Dziś jest niestety na odwrót: okopujemy się we własnych społecznych i indywidualnych twierdzach, za nic mając wiedzę i doświadczenie innych ludzi czy poprzednich pokoleń. Liczy się tylko to, że coś jest nasze, nam znane lub z nami związane i w jakikolwiek sposób realizuje nasz interes. Bańki stają się samowystarczalne, za podstawę wewnętrznej jedności uznając kilka prostych prawd, w związku z czym następuje pomniejszenie: myślenie ustępuje pola powtarzaniu sprawnie podsuwanych frazesów, wątpliwości znikają (zwłaszcza gdy dotyczą czegoś, co jest nie po naszej myśli), horyzonty się kurczą, a gdy do głosu dochodzą emocje – głównie te złe, dobrych praktycznie już nie ma, bo wspólnota budowana jest na wrogu – pomniejszenie dokonuje się również w języku. I tę właśnie indywidualną i społeczną drogę po równi pochyłej udało się w Poznaniu pokazać Janowi Klacie. Od złożonej, dramatycznej ludzkiej sytuacji, pełnej emocji i wątpliwości, z różnymi punktami widzenia, do plakatowego hasełka, które jako jedyne w naszej prostackiej, ordynarnej rzeczywistości do nas, współczesnych Polaków dociera, dając cień szansy na zrozumienie czegokolwiek. Co gorsza, przecież cała nasza przestrzeń publiczna działa na tej zasadzie: telewizja, inne media, politycy serwują nam troglodyckie memy, hasełka i zdjęcia. Ulica potrafi dziś opisać cały złożony świat żonglując słowem „pierdolić” z odpowiednimi przedrostkami i końcówkami – a teatr? Ma operować piękną frazą czy idiotyczną nowomową? Dawać odpoczynek od chamstwa i wulgarności, czy opisywać rzeczywistość bez ogródek, w języku, którego nauczył się od portretowanego społeczeństwa? Oto jest pytanie!

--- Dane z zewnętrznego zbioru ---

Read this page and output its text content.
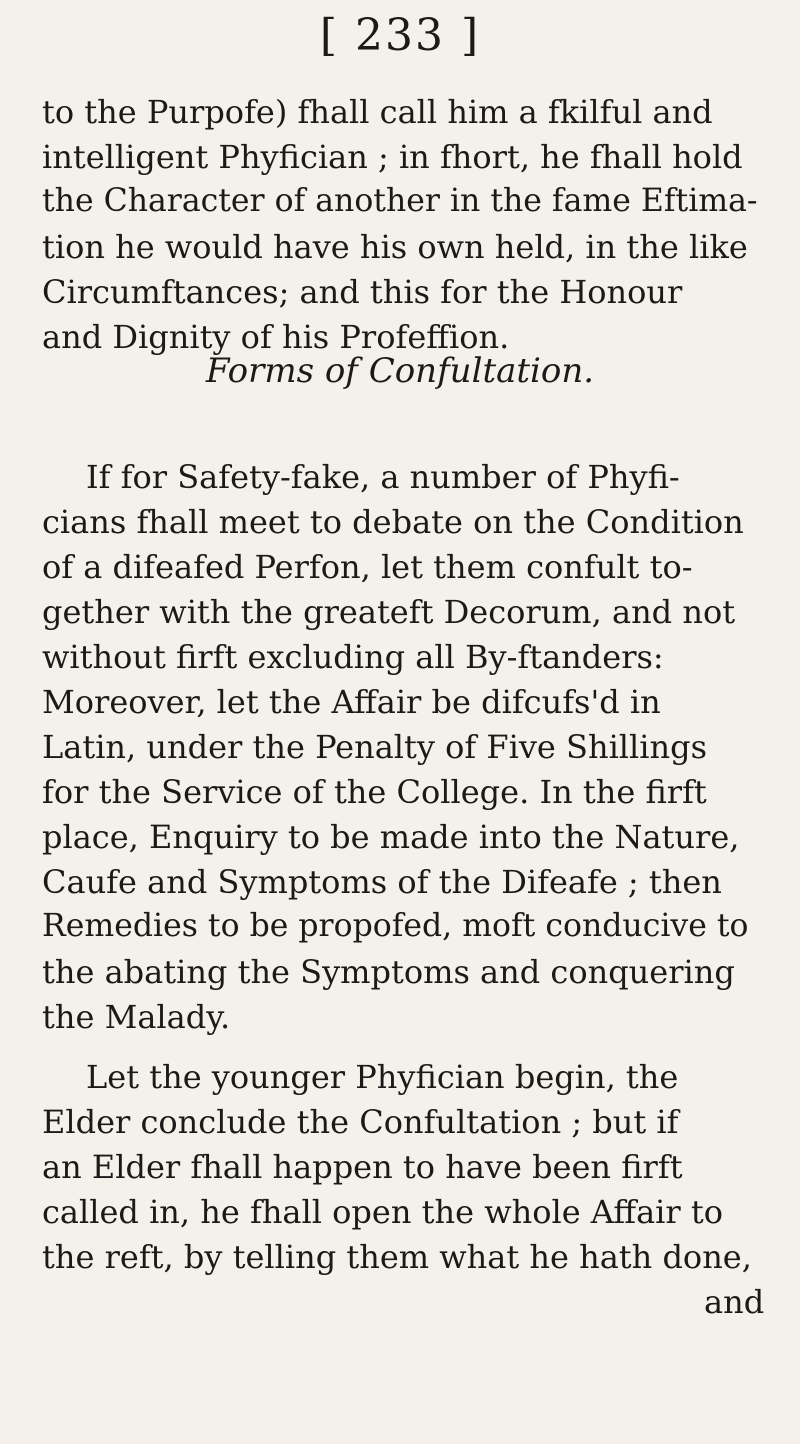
[ 233 ]
to the Purpofe) fhall call him a fkilful and
intelligent Phyfician ; in fhort, he fhall hold
the Character of another in the fame Eftima-
tion he would have his own held, in the like
Circumftances; and this for the Honour
and Dignity of his Profeffion.
Forms of Confultation.
If for Safety-fake, a number of Phyfi-
cians fhall meet to debate on the Condition
of a difeafed Perfon, let them confult to-
gether with the greateft Decorum, and not
without firft excluding all By-ftanders:
Moreover, let the Affair be difcufs'd in
Latin, under the Penalty of Five Shillings
for the Service of the College. In the firft
place, Enquiry to be made into the Nature,
Caufe and Symptoms of the Difeafe ; then
Remedies to be propofed, moft conducive to
the abating the Symptoms and conquering
the Malady.
Let the younger Phyfician begin, the
Elder conclude the Confultation ; but if
an Elder fhall happen to have been firft
called in, he fhall open the whole Affair to
the reft, by telling them what he hath done,
and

fot. Jakub Wittchen/mat. teatru

Oglądamy więc u Klaty scenę walki Hermii o prawo do decydowania o sobie, o swoim ciele, scenę walki o prawo do intymności i życia według własnego pomysłu, sprowadzoną do trafnego, aczkolwiek prostackiego komunikatu: „władza zagląda młodym do dupy”. Do tego jeszcze w sprzężeniu z przerażającym obrazem: młodzi się posłusznie temu upokarzającemu rytuałowi władzy poddają, jakby nie rozumieli, co tu się tu ogóle dzieje. Jeśli ten “hardkor” nie zadziała, to już chyba nic nie pomoże, zdaje się mówić Jan Klata. Co ciekawe, parę lat temu taki teatr był przesadą, naroślą na zdrowej (?) tkance polskiej inteligencji, dziś wydaje się jej organiczną kontynuacją, mówiąc wreszcie odpowiednim dla naszego świata językiem.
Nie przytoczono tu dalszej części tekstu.